Кристине вспомнился Рыжик, их проводник, который шагал рядом с телегой, влюбленно смотрел ей в глаза, называл ее «Тчечек» — красивый цветок, будто забыл все остальные слова. Боже, как давно это было, сто лет назад!

Не только Ремсия, все девушки хорошо относятся к Кристине. Они взяли ее в свою бригаду, приглашают ее на танцы. Разве может не пойти Кристина, когда вся деревня работает, даже дети, даже больные и старики. А как они работают! Молча, отчаянно и самозабвенно!

Ванда Ситска проводила Кристину до самой калитки.

— Благодарю вас от всего сердца. Это был прекрасный вечер, — сказала она и после некоторого раздумья прибавила: — Только прошу вас об одном — пусть этот разговор останется между нами, хорошо?

Кристина кивнула. Об этом Ванда могла бы не говорить!

Дома Популус ставил на сапоги рубчики. Это были уже не сапоги, а одни сплошные рубчики. У Еэвы болел зуб, а Тильде жарила картофельные оладьи.

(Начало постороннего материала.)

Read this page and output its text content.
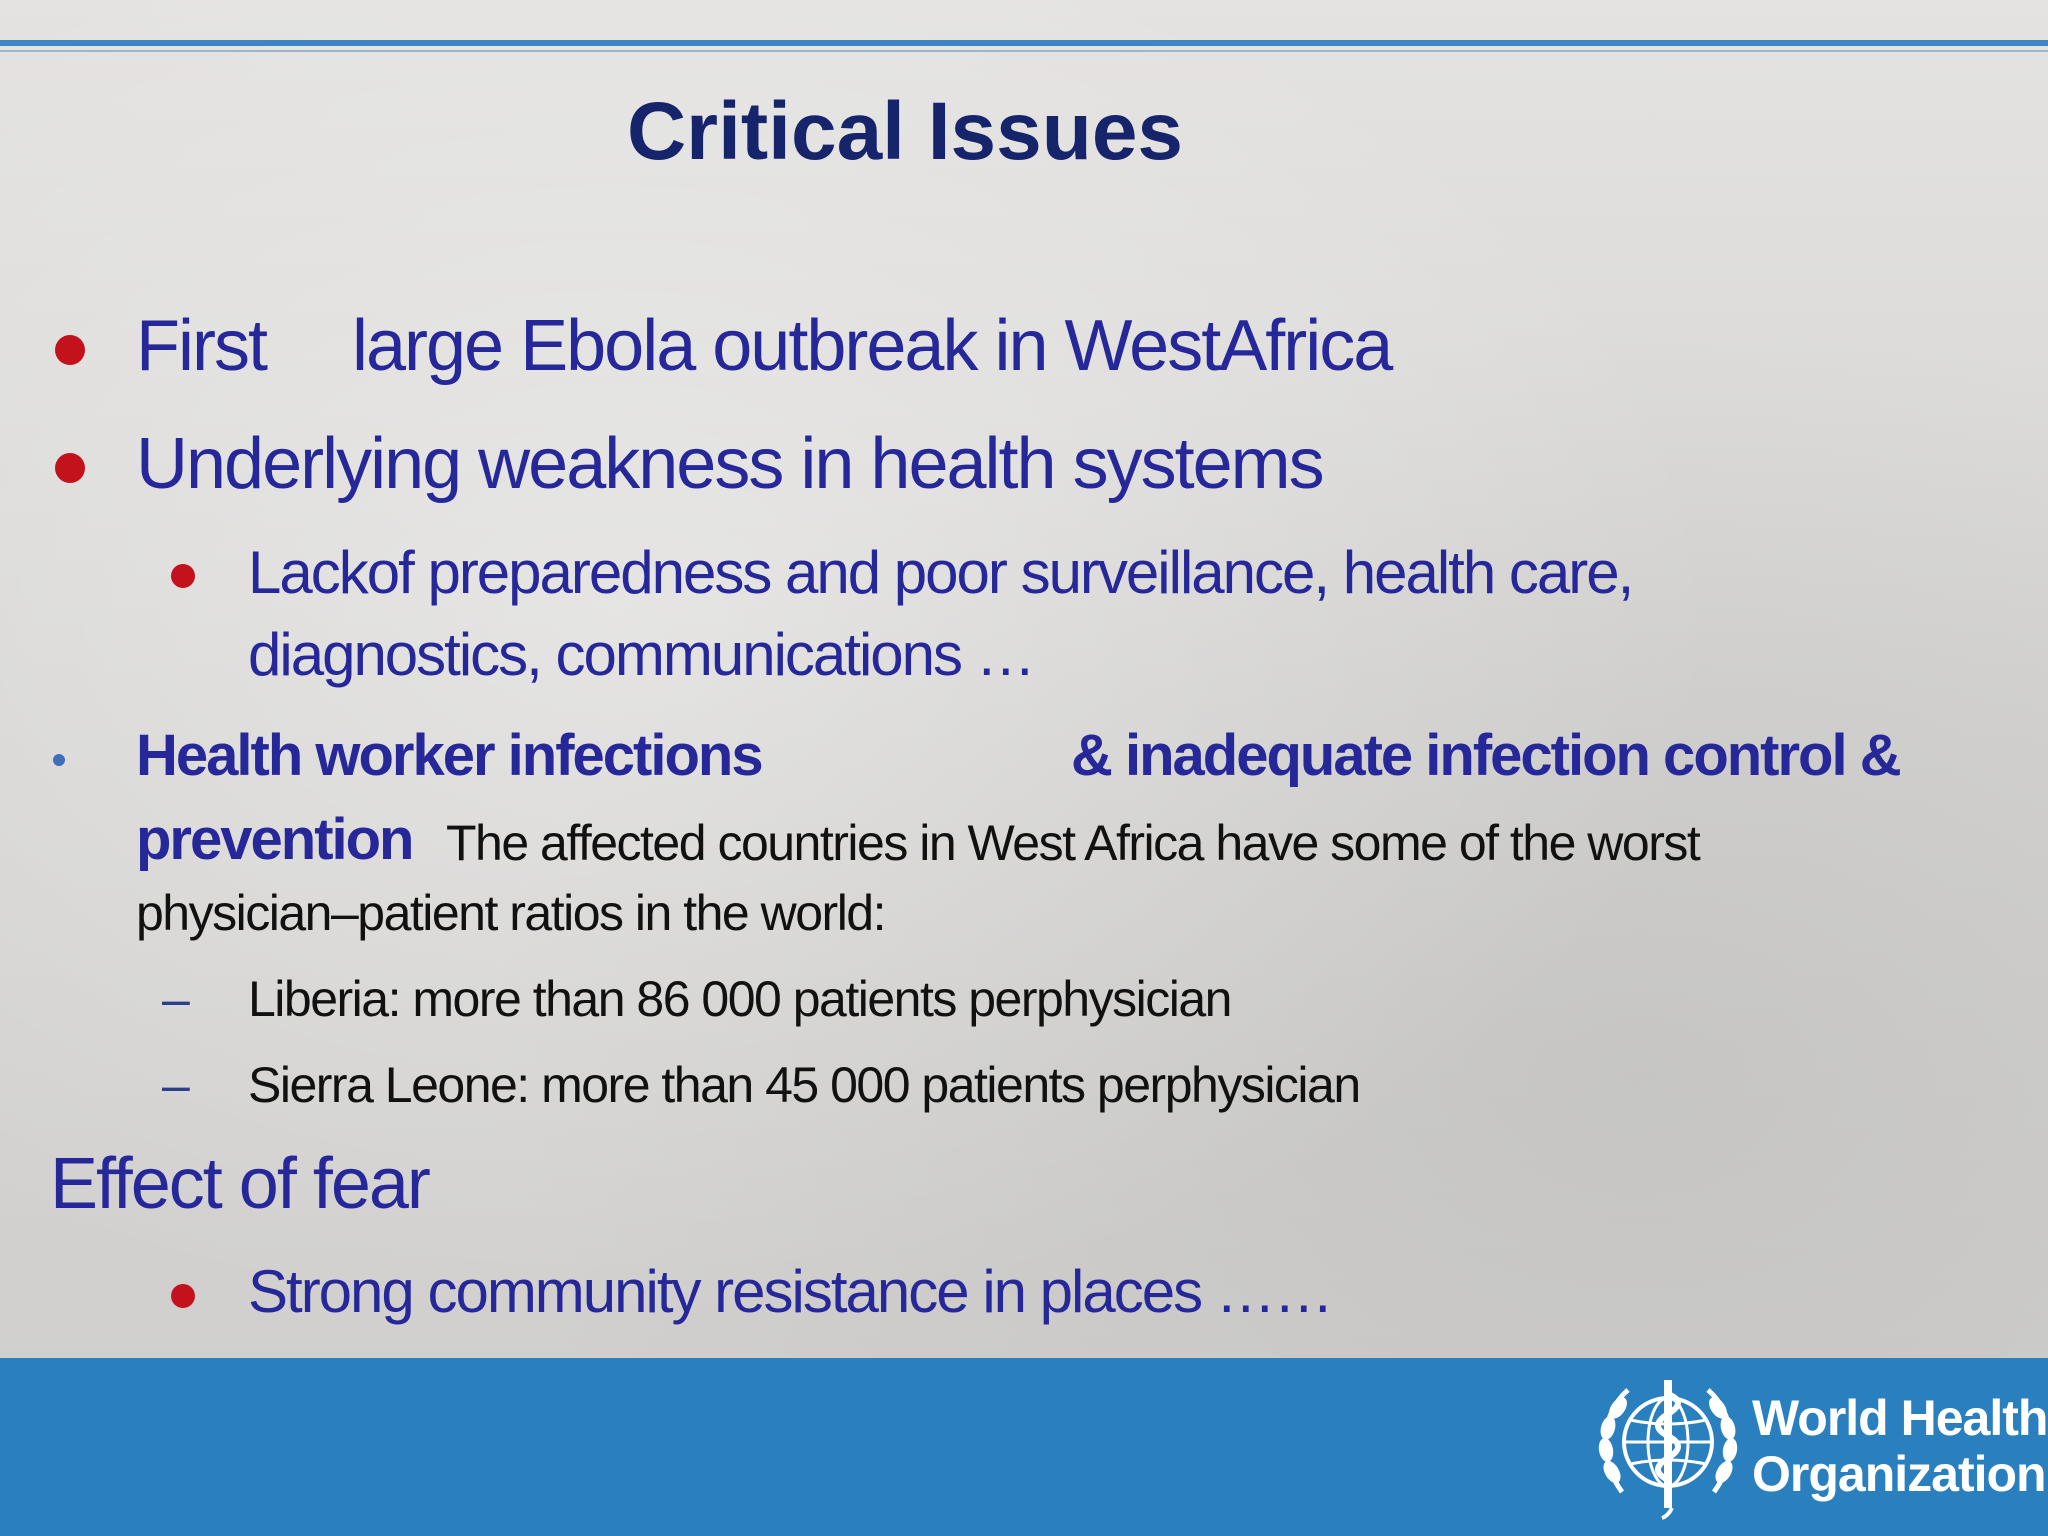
Critical Issues
First large Ebola outbreak in WestAfrica
Underlying weakness in health systems
Lackof preparedness and poor surveillance, health care,
diagnostics, communications …
Health worker infections	& inadequate infection control &
prevention The affected countries in West Africa have some of the worst
physician–patient ratios in the world:
– Liberia: more than 86 000 patients perphysician
– Sierra Leone: more than 45 000 patients perphysician
Effect of fear
Strong community resistance in places ……
World Health
Organization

Оладьи! Немножко жиру, сырой натертый картофель, чуточку муки. От одного запаха кружится голова! А до чего вкусна пшенная каша! Кристина теперь часто удивлялась, что раньше, в мирное время, у них так много денег уходило на еду. Странно, почему они никогда не варили мучную похлебку? Вкусно и дешево!

— Мам, покушать есть что-нибудь? А то я тороплюсь.

— Куда?

— Обратно. Все идут.

Тильде рассердилась. По ее мнению, тяжелый труд был не под силу Кристине. Тильде велела девушке разуться и налила в таз теплой воды.

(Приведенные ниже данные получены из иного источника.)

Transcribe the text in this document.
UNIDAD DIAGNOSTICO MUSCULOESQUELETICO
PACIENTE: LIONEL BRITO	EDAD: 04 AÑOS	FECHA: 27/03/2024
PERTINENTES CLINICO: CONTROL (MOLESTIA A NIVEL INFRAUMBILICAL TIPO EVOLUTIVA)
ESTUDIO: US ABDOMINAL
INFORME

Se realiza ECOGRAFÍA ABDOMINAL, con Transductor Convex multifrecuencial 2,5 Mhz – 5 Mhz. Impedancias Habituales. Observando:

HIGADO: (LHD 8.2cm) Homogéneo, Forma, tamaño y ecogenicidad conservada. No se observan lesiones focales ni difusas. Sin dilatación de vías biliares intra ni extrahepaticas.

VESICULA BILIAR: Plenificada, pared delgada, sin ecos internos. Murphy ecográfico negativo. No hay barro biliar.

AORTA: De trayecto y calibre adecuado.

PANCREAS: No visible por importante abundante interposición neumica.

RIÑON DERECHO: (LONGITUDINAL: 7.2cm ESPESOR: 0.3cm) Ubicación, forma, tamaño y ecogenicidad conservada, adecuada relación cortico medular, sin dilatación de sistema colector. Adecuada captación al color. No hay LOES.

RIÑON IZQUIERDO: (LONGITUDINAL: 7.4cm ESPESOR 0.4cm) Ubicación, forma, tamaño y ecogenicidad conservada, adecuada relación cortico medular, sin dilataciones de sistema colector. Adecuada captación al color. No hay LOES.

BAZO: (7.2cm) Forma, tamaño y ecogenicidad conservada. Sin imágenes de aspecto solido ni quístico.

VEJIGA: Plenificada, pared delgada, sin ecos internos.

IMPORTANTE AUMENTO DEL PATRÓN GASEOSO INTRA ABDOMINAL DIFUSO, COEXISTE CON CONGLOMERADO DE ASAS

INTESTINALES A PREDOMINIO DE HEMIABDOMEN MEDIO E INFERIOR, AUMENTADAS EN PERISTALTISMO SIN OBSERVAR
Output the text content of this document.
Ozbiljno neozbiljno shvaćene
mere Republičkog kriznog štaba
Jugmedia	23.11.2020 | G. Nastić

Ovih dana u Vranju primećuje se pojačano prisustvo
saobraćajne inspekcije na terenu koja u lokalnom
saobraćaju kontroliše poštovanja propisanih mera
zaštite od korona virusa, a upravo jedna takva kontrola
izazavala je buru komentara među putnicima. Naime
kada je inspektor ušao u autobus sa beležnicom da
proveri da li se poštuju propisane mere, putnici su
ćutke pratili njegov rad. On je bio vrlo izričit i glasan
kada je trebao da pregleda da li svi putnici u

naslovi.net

Популус поднял укоризненный взгляд, и Еэва скорчила кислую мину. Тильде поняла их взгляды совсем по-другому и сказала:

— Я понимаю, что надо идти. Раз надо, пойду сама…

И пошла. От этого Кристине было очень неловко, особенно перед Еэвой и Популусом. Но разве она виновата, что мать пошла?

Тяжелая усталость разлилась по всему телу, и Кристина с отвращением думала о холодной ночи и размокших полях. Она ела с жадностью, заглатывала непрожеванные куски. И где-то в груди стало больно. А Еэва, держась за щеку, с мычанием ковыляла от нар до двери и обратно, закатывала глаза, время от времени выходила во двор, надеясь, что на холоде боль пройдет. Ничего не помогало. Тогда она уткнулась головой в подушку и стала громко плакать. Кристина хотела ее утешить и гладила по спине, но от этого Еэва плакала еще громче, потому что вспомнила своего сына Аади. Такого, каким видела в последний раз на фабричном дворе, худого мальчишку, с нежными, как у девочки, щеками, с ружьем в руках.

Под стеклом лампы трепетало пламя. Популус храпел с тоненьким присвистом. В конце концов заснула и Еэва. Бедняжка! Кристина накрыла ее пальто. Сама она чувствовала странное беспокойство, неясную тягу к чему-то неизвестному. При свете красной, огромной луны ей хотелось бродить в одиночестве до тех пор, пока спокойствие к ней не вернется. Хотелось нежных мелодий, грустных песен, хотелось плакать, хотелось чего-нибудь сладкого.

Кристина открыла свою тетрадь в клеенчатой обложке, там были записаны поучения, афоризмы, старые шлягеры и два собственных стихотворения. Тот самый набросок, который сегодня похвалила Ванда Ситска, и еще одно. Кристина перечитала второе стихотворение. И появилось желание написать что-то новое, грустное. Про ночь в Такмаке. Как в лунном сиянии спит деревня. Про непонятное беспокойство в душе. Или об осени…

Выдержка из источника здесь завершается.